Cécile Gondard-Lalanne. C’est toute la question des garde-fous que nous mettons en place collectivement dans notre fonctionnement interne pour ne pas permettre certaines dérives. Si elles ont lieu, car nous ne sommes pas à l’abri, cela doit nous permettre de les évacuer.

Éric Beynel. Solidaires a une histoire particulière. C’est un syndicat pluriel. Il s’est créé d’abord avec le G10, qui rassemblait des anciens de la CFDT en partie mais aussi tous ceux qui, après guerre, avaient refusé de choisir au moment de la scission entre la CGT et FO. Ils ont pris leur autonomie à la Banque de France, aux impôts et chez les journalistes. Puis il y a les exclus de la CFDT et au-delà des exclus, ceux qui ont quitté la CGT, la CFDT, souvent sur des questions d’expression démocratique à l’intérieur de leurs organisations, qui nous ont rejoints. Notre fonctionnement est marqué par le consensus avec des droits de veto sur les décisions pour aller au bout du débat et éviter d’avoir d’un côté, une minorité et de l’autre, la majorité. 

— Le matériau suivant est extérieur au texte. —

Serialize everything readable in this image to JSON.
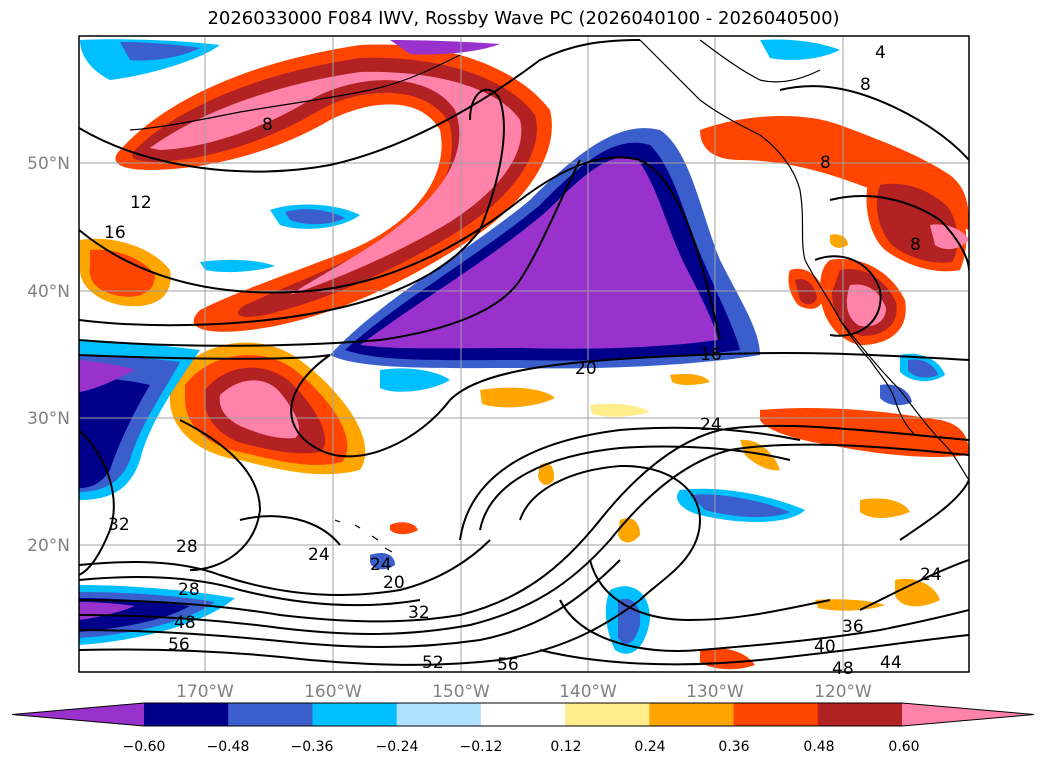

Ce temps du débat ne vous ralentit-il pas au bout du compte ?

Cécile Gondard-Lalanne. Les discussions peuvent prendre du temps. Entre un syndicat comme Solidaires Finances publiques, majoritaire, ex-SNUI, et une fédération comme Sud Santé sociaux, les débats sont houleux sur la question du financement de la protection sociale par exemple. Et on ne veut pas trancher. C’est, pour nous, deux courants qui vont travailler ensemble plutôt que deux fédérations en désaccord, une qui gagne, une qui perd. Au fond, les débats, même s’ils nous font perdre du temps, nous permettent d’en gagner sur le long terme.  

Pouvez-vous être tentés de profiter de la crise du syndicalisme représentatif, touché lui aussi par les affaires et souvent ignoré par le gouvernement ?

Cécile Gondard-Lalanne. Ce n’est bien pour personne. On peut récupérer quelques équipes mais on retient d’abord le mal fait au syndicalisme dans son ensemble. Mais le syndicalisme pâtit aussi des signatures d’accord dont les salariés ne sont même pas au courant et encore moins consultés.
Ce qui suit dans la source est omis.